En este caso, en lo que constituye un macabro hallazgo
teórico, se concibió por primera vez al conflicto como una “guerra”, emprendida
esta vez contra un enemigo interno, lo que dio lugar a la creación de doctrinas
militares contrainsurgentes, que
habrían de recorrer el mundo y ponerse de manifiesto décadas después, con su
autoritarismo binario, a través del accionar genocida de las dictaduras
latinoamericanas durante los años setenta y ochenta.
Esa concepción supuso, como en otros casos, una degradación
de los más elementales derechos y garantías de la población agredida.
Por su parte, el genocidio camboyano, que se cobró la vida
del 25% de la población de ese país, implicó otra forma de construcción desvalorada
de la otredad, y una nueva evidencia de que estos crímenes generalmente
se cometen cuando se exacerban los regímenes autoritarios y se debilitan las
formas de convivencia armónica y pacífica.
La matanza de Camboya tuvo el dudoso privilegio y la
particularidad de ser uno de los crímenes masivos cometidos en nombre del
“socialismo” y de una sociedad pretendidamente más justa y equitativa que los
ordenamientos capitalistas, lo que ratifica la idea de que el caldo de cultivo
de los genocidios no se compadece tanto con determinados sistemas ideológicos,
sino con formas de articular los vínculos sociales y valorar el respeto por la
diversidad y las diferencias.
Los crímenes, perpetrados por el régimen de Pol Pot,
intentaron “reorganizar” las creencias religiosas, la cultura, la idea de
familia, la estructura económica, la educación y las formas jurídicas,
sustituyéndolas por otras que resultaran más confiables para el “ideal”
comunista que decían profesar los ofensores.
Para llevar a cabo estas reformas, el poder punitivo del Estado
camboyano alcanzó una violencia sin límites. La mayoría de la población fue
obligada a vivir en el campo, en condiciones realmente penosas, miles de
personas fueron conminadas a vivir en establecimientos de secuestro institucional
y muchas otras fueron ejecutadas sumariamente.

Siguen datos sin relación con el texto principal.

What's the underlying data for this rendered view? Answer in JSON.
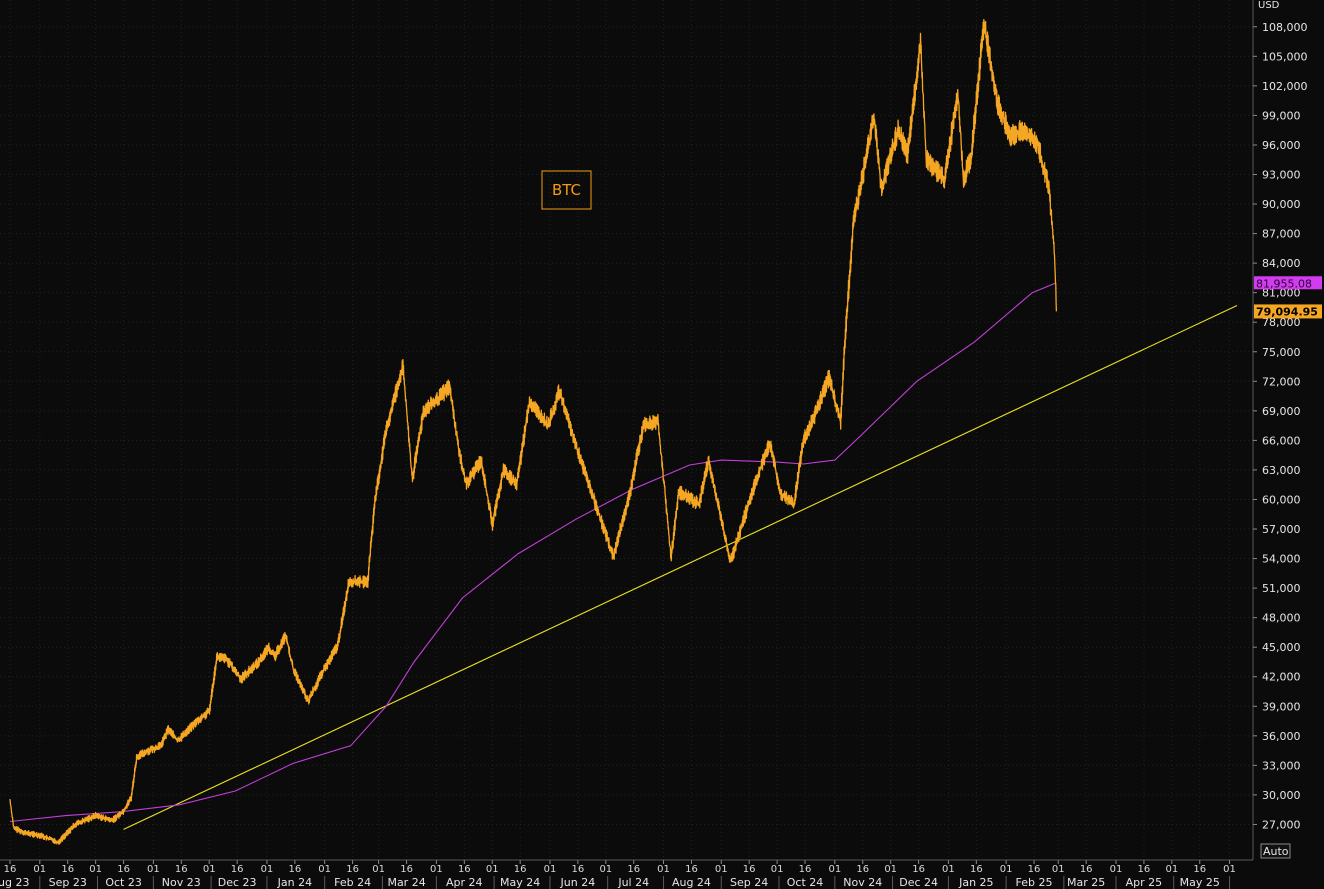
{
  "chart_data": {
    "type": "line",
    "title": "BTC",
    "currency": "USD",
    "colors": {
      "background": "#0b0b0b",
      "grid": "#222222",
      "price": "#f5a623",
      "moving_average": "#c040d8",
      "trendline": "#e8e020",
      "ma_badge": "#d23cf0",
      "price_badge": "#f5a623",
      "axis_text": "#e6e6e6"
    },
    "ylim": [
      24000,
      109500
    ],
    "y_ticks": [
      27000,
      30000,
      33000,
      36000,
      39000,
      42000,
      45000,
      48000,
      51000,
      54000,
      57000,
      60000,
      63000,
      66000,
      69000,
      72000,
      75000,
      78000,
      81000,
      84000,
      87000,
      90000,
      93000,
      96000,
      99000,
      102000,
      105000,
      108000
    ],
    "y_tick_labels": [
      "27,000",
      "30,000",
      "33,000",
      "36,000",
      "39,000",
      "42,000",
      "45,000",
      "48,000",
      "51,000",
      "54,000",
      "57,000",
      "60,000",
      "63,000",
      "66,000",
      "69,000",
      "72,000",
      "75,000",
      "78,000",
      "81,000",
      "84,000",
      "87,000",
      "90,000",
      "93,000",
      "96,000",
      "99,000",
      "102,000",
      "105,000",
      "108,000"
    ],
    "x_range": [
      "2023-08-16",
      "2025-06-05"
    ],
    "x_day_ticks": [
      {
        "date": "2023-08-16",
        "label": "16"
      },
      {
        "date": "2023-09-01",
        "label": "01"
      },
      {
        "date": "2023-09-16",
        "label": "16"
      },
      {
        "date": "2023-10-01",
        "label": "01"
      },
      {
        "date": "2023-10-16",
        "label": "16"
      },
      {
        "date": "2023-11-01",
        "label": "01"
      },
      {
        "date": "2023-11-16",
        "label": "16"
      },
      {
        "date": "2023-12-01",
        "label": "01"
      },
      {
        "date": "2023-12-16",
        "label": "16"
      },
      {
        "date": "2024-01-01",
        "label": "01"
      },
      {
        "date": "2024-01-16",
        "label": "16"
      },
      {
        "date": "2024-02-01",
        "label": "01"
      },
      {
        "date": "2024-02-16",
        "label": "16"
      },
      {
        "date": "2024-03-01",
        "label": "01"
      },
      {
        "date": "2024-03-16",
        "label": "16"
      },
      {
        "date": "2024-04-01",
        "label": "01"
      },
      {
        "date": "2024-04-16",
        "label": "16"
      },
      {
        "date": "2024-05-01",
        "label": "01"
      },
      {
        "date": "2024-05-16",
        "label": "16"
      },
      {
        "date": "2024-06-01",
        "label": "01"
      },
      {
        "date": "2024-06-16",
        "label": "16"
      },
      {
        "date": "2024-07-01",
        "label": "01"
      },
      {
        "date": "2024-07-16",
        "label": "16"
      },
      {
        "date": "2024-08-01",
        "label": "01"
      },
      {
        "date": "2024-08-16",
        "label": "16"
      },
      {
        "date": "2024-09-01",
        "label": "01"
      },
      {
        "date": "2024-09-16",
        "label": "16"
      },
      {
        "date": "2024-10-01",
        "label": "01"
      },
      {
        "date": "2024-10-16",
        "label": "16"
      },
      {
        "date": "2024-11-01",
        "label": "01"
      },
      {
        "date": "2024-11-16",
        "label": "16"
      },
      {
        "date": "2024-12-01",
        "label": "01"
      },
      {
        "date": "2024-12-16",
        "label": "16"
      },
      {
        "date": "2025-01-01",
        "label": "01"
      },
      {
        "date": "2025-01-16",
        "label": "16"
      },
      {
        "date": "2025-02-01",
        "label": "01"
      },
      {
        "date": "2025-02-16",
        "label": "16"
      },
      {
        "date": "2025-03-01",
        "label": "01"
      },
      {
        "date": "2025-03-16",
        "label": "16"
      },
      {
        "date": "2025-04-01",
        "label": "01"
      },
      {
        "date": "2025-04-16",
        "label": "16"
      },
      {
        "date": "2025-05-01",
        "label": "01"
      },
      {
        "date": "2025-05-16",
        "label": "16"
      },
      {
        "date": "2025-06-01",
        "label": "01"
      }
    ],
    "x_month_labels": [
      {
        "date": "2023-08-16",
        "label": "Aug 23"
      },
      {
        "date": "2023-09-16",
        "label": "Sep 23"
      },
      {
        "date": "2023-10-16",
        "label": "Oct 23"
      },
      {
        "date": "2023-11-16",
        "label": "Nov 23"
      },
      {
        "date": "2023-12-16",
        "label": "Dec 23"
      },
      {
        "date": "2024-01-16",
        "label": "Jan 24"
      },
      {
        "date": "2024-02-16",
        "label": "Feb 24"
      },
      {
        "date": "2024-03-16",
        "label": "Mar 24"
      },
      {
        "date": "2024-04-16",
        "label": "Apr 24"
      },
      {
        "date": "2024-05-16",
        "label": "May 24"
      },
      {
        "date": "2024-06-16",
        "label": "Jun 24"
      },
      {
        "date": "2024-07-16",
        "label": "Jul 24"
      },
      {
        "date": "2024-08-16",
        "label": "Aug 24"
      },
      {
        "date": "2024-09-16",
        "label": "Sep 24"
      },
      {
        "date": "2024-10-16",
        "label": "Oct 24"
      },
      {
        "date": "2024-11-16",
        "label": "Nov 24"
      },
      {
        "date": "2024-12-16",
        "label": "Dec 24"
      },
      {
        "date": "2025-01-16",
        "label": "Jan 25"
      },
      {
        "date": "2025-02-16",
        "label": "Feb 25"
      },
      {
        "date": "2025-03-16",
        "label": "Mar 25"
      },
      {
        "date": "2025-04-16",
        "label": "Apr 25"
      },
      {
        "date": "2025-05-16",
        "label": "May 25"
      }
    ],
    "series": [
      {
        "name": "BTC",
        "points": [
          [
            "2023-08-16",
            29400
          ],
          [
            "2023-08-18",
            26600
          ],
          [
            "2023-08-25",
            26100
          ],
          [
            "2023-09-01",
            25900
          ],
          [
            "2023-09-11",
            25200
          ],
          [
            "2023-09-20",
            27000
          ],
          [
            "2023-10-01",
            27900
          ],
          [
            "2023-10-10",
            27400
          ],
          [
            "2023-10-16",
            28400
          ],
          [
            "2023-10-20",
            29700
          ],
          [
            "2023-10-23",
            33800
          ],
          [
            "2023-10-28",
            34400
          ],
          [
            "2023-11-05",
            35000
          ],
          [
            "2023-11-09",
            36700
          ],
          [
            "2023-11-14",
            35500
          ],
          [
            "2023-11-24",
            37400
          ],
          [
            "2023-12-01",
            38500
          ],
          [
            "2023-12-05",
            44000
          ],
          [
            "2023-12-10",
            43800
          ],
          [
            "2023-12-18",
            41800
          ],
          [
            "2023-12-27",
            43400
          ],
          [
            "2024-01-02",
            45000
          ],
          [
            "2024-01-05",
            44000
          ],
          [
            "2024-01-11",
            46200
          ],
          [
            "2024-01-15",
            42800
          ],
          [
            "2024-01-23",
            39500
          ],
          [
            "2024-01-31",
            42500
          ],
          [
            "2024-02-08",
            45200
          ],
          [
            "2024-02-14",
            51700
          ],
          [
            "2024-02-24",
            51600
          ],
          [
            "2024-02-28",
            60000
          ],
          [
            "2024-03-05",
            67000
          ],
          [
            "2024-03-11",
            71500
          ],
          [
            "2024-03-14",
            73500
          ],
          [
            "2024-03-19",
            62000
          ],
          [
            "2024-03-25",
            69000
          ],
          [
            "2024-04-01",
            70000
          ],
          [
            "2024-04-08",
            71500
          ],
          [
            "2024-04-13",
            65000
          ],
          [
            "2024-04-17",
            61500
          ],
          [
            "2024-04-25",
            64000
          ],
          [
            "2024-05-01",
            57500
          ],
          [
            "2024-05-07",
            63000
          ],
          [
            "2024-05-14",
            61500
          ],
          [
            "2024-05-21",
            70000
          ],
          [
            "2024-05-31",
            67500
          ],
          [
            "2024-06-06",
            71000
          ],
          [
            "2024-06-14",
            66000
          ],
          [
            "2024-06-24",
            60300
          ],
          [
            "2024-07-05",
            54200
          ],
          [
            "2024-07-14",
            60800
          ],
          [
            "2024-07-21",
            67500
          ],
          [
            "2024-07-29",
            68000
          ],
          [
            "2024-08-05",
            54000
          ],
          [
            "2024-08-09",
            60800
          ],
          [
            "2024-08-20",
            59500
          ],
          [
            "2024-08-25",
            64000
          ],
          [
            "2024-09-06",
            53700
          ],
          [
            "2024-09-18",
            61000
          ],
          [
            "2024-09-27",
            65800
          ],
          [
            "2024-10-03",
            60500
          ],
          [
            "2024-10-10",
            59500
          ],
          [
            "2024-10-15",
            66000
          ],
          [
            "2024-10-21",
            68500
          ],
          [
            "2024-10-29",
            72500
          ],
          [
            "2024-11-04",
            67800
          ],
          [
            "2024-11-06",
            75000
          ],
          [
            "2024-11-11",
            88500
          ],
          [
            "2024-11-13",
            90000
          ],
          [
            "2024-11-22",
            99000
          ],
          [
            "2024-11-26",
            91500
          ],
          [
            "2024-12-05",
            97500
          ],
          [
            "2024-12-10",
            95000
          ],
          [
            "2024-12-17",
            106500
          ],
          [
            "2024-12-20",
            94500
          ],
          [
            "2024-12-30",
            92500
          ],
          [
            "2025-01-06",
            101500
          ],
          [
            "2025-01-09",
            92500
          ],
          [
            "2025-01-13",
            94500
          ],
          [
            "2025-01-20",
            108500
          ],
          [
            "2025-01-27",
            100500
          ],
          [
            "2025-02-03",
            97000
          ],
          [
            "2025-02-10",
            97500
          ],
          [
            "2025-02-18",
            96000
          ],
          [
            "2025-02-24",
            91500
          ],
          [
            "2025-02-27",
            84500
          ],
          [
            "2025-02-28",
            79100
          ]
        ]
      },
      {
        "name": "",
        "points": [
          [
            "2023-08-16",
            27300
          ],
          [
            "2023-09-15",
            27900
          ],
          [
            "2023-10-15",
            28300
          ],
          [
            "2023-11-15",
            29000
          ],
          [
            "2023-12-15",
            30400
          ],
          [
            "2024-01-15",
            33200
          ],
          [
            "2024-02-15",
            35000
          ],
          [
            "2024-03-05",
            39000
          ],
          [
            "2024-03-20",
            43500
          ],
          [
            "2024-04-15",
            50000
          ],
          [
            "2024-05-15",
            54500
          ],
          [
            "2024-06-15",
            58000
          ],
          [
            "2024-07-15",
            61000
          ],
          [
            "2024-08-15",
            63500
          ],
          [
            "2024-09-01",
            64000
          ],
          [
            "2024-10-01",
            63800
          ],
          [
            "2024-10-15",
            63600
          ],
          [
            "2024-11-01",
            64000
          ],
          [
            "2024-11-15",
            66500
          ],
          [
            "2024-12-15",
            72000
          ],
          [
            "2025-01-15",
            76000
          ],
          [
            "2025-02-15",
            81000
          ],
          [
            "2025-02-28",
            82000
          ]
        ]
      }
    ],
    "trendline": {
      "points": [
        [
          "2023-10-16",
          26500
        ],
        [
          "2025-06-05",
          79700
        ]
      ]
    },
    "last_values": {
      "moving_average": {
        "value": 81955.08,
        "label": "81,955.08"
      },
      "price": {
        "value": 79094.95,
        "label": "79,094.95"
      }
    },
    "auto_button": "Auto"
  }
}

No obstante estas prácticas, no se logró superar la
condición de país agrario atrasado de Camboya ni las relaciones casi feudales
de producción, que parecieron, en cambio, profundizarse con el genocidio.
El caso estremecedor del genocidio ruandés, por su parte,
demuestra la influencia perversa de las potencias coloniales en masacres
exhibidas luego como el producto de ininteligibles motivaciones raciales que,
aunque existentes, enmascaran los intereses históricos de los sectores
dominantes internos e internacionales. Los crímenes masivos perpetrados en
Ruanda permitieron, a través de los juicios, identificar la responsabilidad de
corporaciones religiosas y empresas periodísticas en ese período histórico. Una
evidencia que se reiteraría, como también hemos analizado, en la experiencia
argentina, en la que el rol de la jerarquía católica y un gran sector de la
prensa fue decisivo para legitimar el genocidio.

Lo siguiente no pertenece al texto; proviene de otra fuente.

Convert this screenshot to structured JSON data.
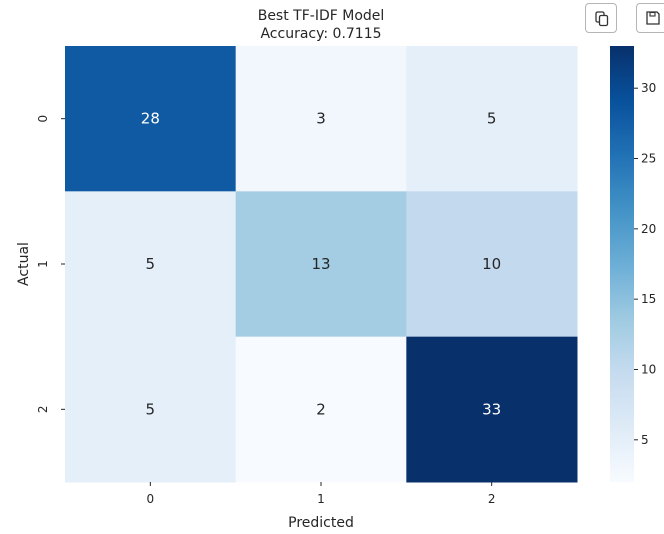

El militarismo, el autoritarismo y el racismo nos han
permitido explicar el horrendo genocidio guatemalteco, que pasó prácticamente
inadvertido para la comunidad internacional y la gran prensa occidental, en un
hecho que, por supuesto, no pude ser atribuido a la casualidad.
La persecución sistemática y el genocidio reiterado del que han sido víctimas los
pueblos kurdos y gitano, por su parte, nos permiten concluir que los delitos
contra la humanidad pueden reiterarse en la medida que se reproduzcan las
condiciones objetivas y subjetivas que los precipitaron y no se adopten
estrategias de prevención consistentes.
Como hemos visto, en cada una de
estas masacres, se advierte claramente la intención de los perpetradores de
aniquilar o destruir, total o parcialmente, al grupo de víctimas, extremo éste
que constituye una exigencia del tipo penal de Genocidio, a tenor de lo
establecido expresamente por el artículo II de la Convención para la Prevención y la Sanción del Delito de
Genocidio de 1948.
Esta
exigencia de la intencionalidad, empero, ha provocado muchas discusiones en la
doctrina de los autores e incluso en el pronunciamiento de los tribunales, ya
que en muchos casos este elemento subjetivo del tipo de injusto no aparece tan
claramente determinado, y por lo tanto debe aquella ser inferida de las
“evidencias circunstanciales” que rodean a las conductas homicidas.
Así,
han sido consideradas evidencias circunstanciadas, la planificación, las
ejecuciones sistemáticas, distintas prácticas criminales que denotan la
existencia de la eliminación del grupo, tales como la matanza de mujeres
embarazadas o de bebés o niños, etcétera.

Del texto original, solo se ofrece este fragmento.